By Aidan Lewis and Khalid Abdelaziz
KHARTOUM (Reuters) – Sudan has made a surprise opening to Israel, announced compensation over the bombing of a U.S. warship 20 years ago, and said it will fully cooperate with the International Criminal Court on cases about Darfur.
All are measures that could help rebuild ties with the West after decades of international isolation and help unlock urgently needed financial support for a reeling economy.
But the steps — all in the past month — may not be enough.
International donors are holding back, demanding more transparency on public and military spending, an economic reform plan, and the lifting of fuel subsidies estimated to cost about $3.5 billion a year.
The risk, say some Sudanese, is that the economy could collapse without sufficient support, in turn fuelling political strife that could endanger prospects for a new era of democracy.
It is unclear when substantial support could materialize.
Potential donors from the West and the Gulf have met several times, but they have postponed from April to June a “Friends of Sudan” economic conference where pledges could be made.
The United States has signaled that Sudan could be removed from a list of countries seen as state sponsors of terrorism, but has given no timeframe.
Being on the list complicates efforts to negotiate a deal for Sudan’s foreign debt, unblock funding from international lenders and connect Sudan to international banking systems.
ECONOMIC CRISIS
A government of technocrats, appointed under a power-sharing deal between civilians and the military due to last until late 2022, is lurching through an economic crisis that has only deepened since the overthrow of long-time ruler Omar al-Bashir last April.
“We have economic ideas about how to overcome this. But all these theories depend on some type of help or assistance from the outside world,” Information Minister Faisal Salih told Reuters. “We need real, massive assistance.”
The finance minister said in November that the government needed up to $5 billion to avert economic collapse. Since then, officials have been struggling to contain worsening fuel and bread shortages linked to a scarcity of dollars and smuggling of subsidized goods, despite some aid from the Gulf.
Inflation running at more than 60% — one of the highest rates in the world — has crippled spending power, more than nine million out of a rapidly growing population of 43 million need humanitarian relief and child malnutrition is rising.
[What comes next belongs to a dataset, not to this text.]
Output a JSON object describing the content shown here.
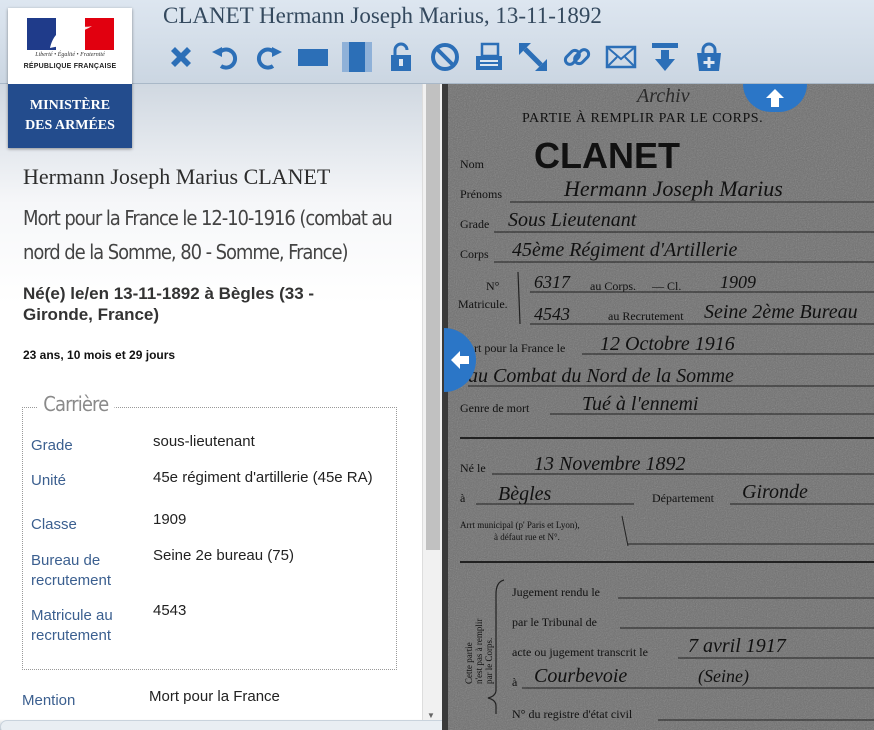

Ministers say they have made progress in a peace process aimed at healing long-running internal conflicts, but that economic challenges are bigger than expected, imperiling a transition designed to usher in a new era of democracy.
Though the government still enjoys support on the street, diplomats and analysts say it is overwhelmed and worry that the public could lose patience.
“I don’t think there is a strategic awareness that this moment in history is very decisive for Sudan,” said Suliman Baldo, a senior policy advisor at the Enough Project, a Washington-based research and advocacy group.
“You either have a transition to civilian rule and democracy, or you will be heading down toward a situation of a failed economy and a failed state.”
The government faces internal opposition over economic reforms. Ministers have retreated from any major steps on subsidies until after an economic conference in late March with the Forces for Freedom and Change (FFC), a fractured grouping of political movements that backed the uprising and negotiated the power-sharing deal.
CORRUPTION
That is a problem for donors. “If they don’t do something about the fuel subsidies, they’re not going to get any money, simple as that,” said one Western diplomat. An announcement of a two-tier pricing system at some fuel stations from mid-February was insufficient, he added.
Influential left-wing currents with the FCC say outside aid is not needed, preferring to focus on retrieving funds lost through corruption and trying to reverse the accumulation of wealth by Sudan’s security apparatus under Bashir.
Steps have been taken to neutralize Bashir’s Islamist networks in ministries and the intelligence services, but the military’s high command and the paramilitary Rapid Support Forces (RSF) are leading Sudan’s top body, the sovereign council, for the first 21 months of the transition, so their interests are harder to challenge.
Investigations are going on into the violent dispersal of a protest last week, and the lethal crackdown on a sit-in in June in which civilian groups said more than 100 people were killed by RSF-led forces — accusations the RSF has sought to deflect.
The results will be “disruptive” whatever the findings, but top members of the military would have immunity unless it is lifted by the constitutional court or a legislative committee that is yet to be appointed, said Nabil Adib, a 77-year-old lawyer leading the probe.
Military factions were using the transitional period to expand their power, said Sadiq Farouk, an FFC leader from the Sudanese Communist Party.
“The financial crisis is not the subsidies, it’s the resource allocation within the transitional authority,” he said. “More aid will not resolve Sudan’s issues.”
For this year’s budget, officials announced a contribution of $2 billion from the military, but diplomats saw the offer as proof of unaccountable economic power.
General Mohamed Hamdan Dagalo, the charismatic leader of the RSF who has interests in Sudan’s gold trade, has been working to polish his image, using a peace process to engage with rebel groups he once fought in the troubled western region of Darfur.
Salih acknowledged “some resistance” to attempts to limit military expenditure and bring economic resources under civilian control, but said there were no alternatives to sharing power. “It’s a very difficult partnership but we have to work together,” he said.